Pour négocier, il faut être deux. Pour conclure un accord, il faut faire des compromis. Mais une ligne de front peut en cacher une autre. En l’occurrence, ceux qui refusent tout compromis, malgré les concessions obtenues, commencent à laisser entrevoir leur jeu. Pousser son avantage dans une négociation est de bonne guerre. Refuser tout compromis laisse peser le soupçon d’un « jusqu’au-boutisme » qui cache mal d’autres objectifs, moins avouables, ceux-là. Et s’ils ne voulaient tout simplement pas qu’un accord intervienne? Et si, comme un mirage au milieu du désert, un accord syndicats/gouvernement reculait, à coup d’intransigeance, chaque fois qu’une nouvelle concession était faite?
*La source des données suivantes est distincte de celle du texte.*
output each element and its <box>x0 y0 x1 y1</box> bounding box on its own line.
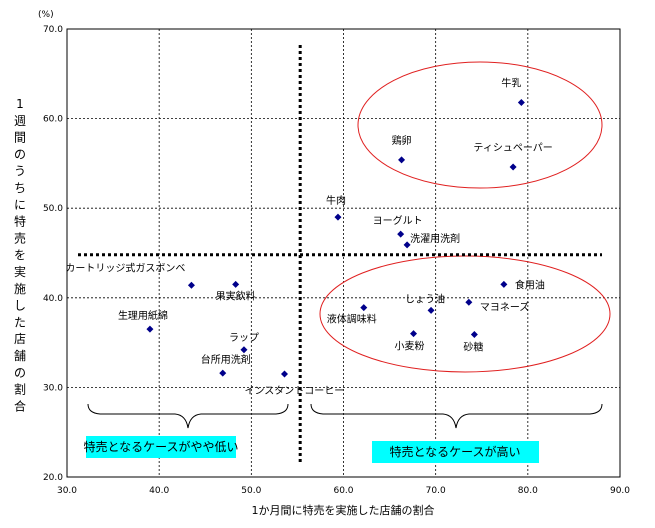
y-unit-label: (%) <box>38 10 54 20</box>
data-point-label: ティシュペーパー <box>473 142 552 154</box>
data-points: 牛乳鶏卵ティシュペーパー牛肉ヨーグルト洗濯用洗剤カートリッジ式ガスボンベ果実飲料… <box>65 76 552 396</box>
x-tick-label: 30.0 <box>57 486 77 496</box>
y-axis-label-char: う <box>14 164 26 178</box>
y-axis-label-char: に <box>14 198 26 212</box>
data-point-label: ヨーグルト <box>373 214 423 227</box>
data-point-marker <box>397 230 405 238</box>
x-tick-label: 60.0 <box>333 486 353 496</box>
y-tick-label: 20.0 <box>43 473 63 483</box>
data-point-marker <box>427 306 435 314</box>
data-point-label: 砂糖 <box>463 341 483 354</box>
data-point-marker <box>187 281 195 289</box>
data-point-label: 牛肉 <box>326 194 346 207</box>
y-axis-label-char: 間 <box>14 131 26 145</box>
y-tick-label: 30.0 <box>43 383 63 393</box>
y-axis-label-char: 店 <box>14 332 26 346</box>
data-point-marker <box>398 156 406 164</box>
data-point-marker <box>219 369 227 377</box>
data-point-label: 牛乳 <box>501 76 521 89</box>
data-point-marker <box>146 325 154 333</box>
data-point-label: 台所用洗剤 <box>201 353 251 366</box>
x-tick-label: 70.0 <box>426 486 446 496</box>
data-point-label: 小麦粉 <box>395 340 425 353</box>
low-group-box: 特売となるケースがやや低い <box>83 436 239 458</box>
left-group-brace <box>87 403 289 429</box>
data-point-marker <box>470 331 478 339</box>
data-point-marker <box>410 330 418 338</box>
data-point-marker <box>403 241 411 249</box>
data-point-label: 鶏卵 <box>392 134 412 147</box>
y-axis-label-char: 1 <box>16 97 24 111</box>
data-point-marker <box>509 163 517 171</box>
x-axis-label: 1か月間に特売を実施した店舗の割合 <box>252 503 435 517</box>
y-axis-label-char: ち <box>14 181 26 195</box>
high-group-ellipse-top <box>357 61 603 189</box>
y-tick-label: 60.0 <box>43 115 63 125</box>
data-point-marker <box>517 98 525 106</box>
y-axis-label-char: し <box>14 299 26 313</box>
y-axis-label-char: 割 <box>14 382 26 397</box>
y-axis-label-char: の <box>14 366 26 380</box>
data-point-label: 洗濯用洗剤 <box>410 232 460 245</box>
axis-ticks: 30.0 40.0 50.0 60.0 70.0 80.0 90.0 20.0 30.0 40.0… <box>43 25 630 496</box>
gridlines <box>67 29 620 477</box>
data-point-label: 生理用紙綿 <box>118 309 168 322</box>
data-point-label: 食用油 <box>515 278 545 291</box>
data-point-label: しょう油 <box>405 292 445 305</box>
y-axis-label-char: 売 <box>14 230 26 245</box>
x-tick-label: 80.0 <box>518 486 538 496</box>
x-tick-label: 50.0 <box>241 486 261 496</box>
high-group-box: 特売となるケースが高い <box>372 441 539 463</box>
y-axis-label-char: の <box>14 147 26 161</box>
data-point-label: ラップ <box>229 332 259 344</box>
data-point-label: 果実飲料 <box>216 289 256 302</box>
y-tick-label: 50.0 <box>43 204 63 214</box>
data-point-label: マヨネーズ <box>480 300 530 313</box>
y-tick-label: 40.0 <box>43 294 63 304</box>
y-axis-label-char: 舗 <box>14 349 26 363</box>
data-point-marker <box>334 213 342 221</box>
y-axis-label-char: を <box>14 248 26 262</box>
data-point-label: カートリッジ式ガスボンベ <box>65 261 185 274</box>
data-point-marker <box>465 298 473 306</box>
data-point-marker <box>240 346 248 354</box>
data-point-label: 液体調味料 <box>327 313 377 326</box>
data-point-label: インスタントコーヒー <box>245 385 345 397</box>
x-tick-label: 90.0 <box>610 486 630 496</box>
data-point-marker <box>500 280 508 288</box>
right-group-brace <box>310 403 603 429</box>
y-axis-label-char: 施 <box>14 282 26 296</box>
x-tick-label: 40.0 <box>149 486 169 496</box>
y-axis-label-char: 実 <box>14 264 26 279</box>
y-tick-label: 70.0 <box>43 25 63 35</box>
high-group-label: 特売となるケースが高い <box>389 444 520 459</box>
data-point-marker <box>360 304 368 312</box>
y-axis-label-char: 週 <box>14 114 26 128</box>
y-axis-label-char: 合 <box>14 398 26 413</box>
y-axis-label-char: 特 <box>14 214 26 229</box>
low-group-label: 特売となるケースがやや低い <box>83 439 238 454</box>
data-point-marker <box>232 280 240 288</box>
data-point-marker <box>281 370 289 378</box>
y-axis-label-char: た <box>14 315 26 329</box>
Et c’est ici qu’il convient d’évoquer clairement les questions que soulèvent certains faits, constatés ces derniers jours, qui, mis bout à bout, interrogent tout citoyen. Pourquoi la FESCI est-elle en alerte depuis le 14 janvier pour se mobiliser si un accord n’est pas trouvé avec les fonctionnaires? Pourquoi les élèves du public se sont-ils soulevés le 16 janvier, simultanément un peu partout dans le pays, pour empêcher ceux du privé de « prendre de l’avance sur eux »? Pourquoi se sont-ils arrêtés subitement alors que la grève des enseignants continue? Pourquoi certains syndicats parlent-ils depuis quelques jours d’organiser une « année blanche », alors que les négociations sont en cours? Pourquoi l’intersyndicale des fonctionnaires parle -t-elle, dans certaines correspondances internes, d’une rencontre avec « M. GON du RDR » et non avec le Premier Ministre? Pourquoi des comptes Facebook, probables avatars de personnes qui refusent de mettre à bat leur masque, parlent-ils avec insistance de « rendre le pays ingouvernable »? Pourquoi chaque semaine une nouvelle catégorie de militaires sort du bois avec une revendication nouvelle (encore une fois ce lundi matin au corridor Gesco à Yopougon)? Pourquoi chaque veille de week-end font-ils monter la pression sans véritablement passer à l’acte?

Toutes ces questions finissent par se confondre en une seule : veut-« on » vraiment un retour au calme dans le pays? En d’autres termes, y a -t- il une ou des « mains noires » qui cousent ce scénario avec du fil blanc et n’ont d’autre but que d’empêcher tout retour à la normale pour déstabiliser -jusqu’à quel point?- le pouvoir légitimement élu? A chacun de se faire son opinion.

En guise de conclusion (provisoire) rappelons ceci aux syndicats. Souvenez-vous que les fonctionnaires sont aussi des usagers des services publics, pères et mères d’enfants scolarisés, parents de personnes hospitalisées. Dans la vie, rien n’est noir ou blanc. Tout est gris.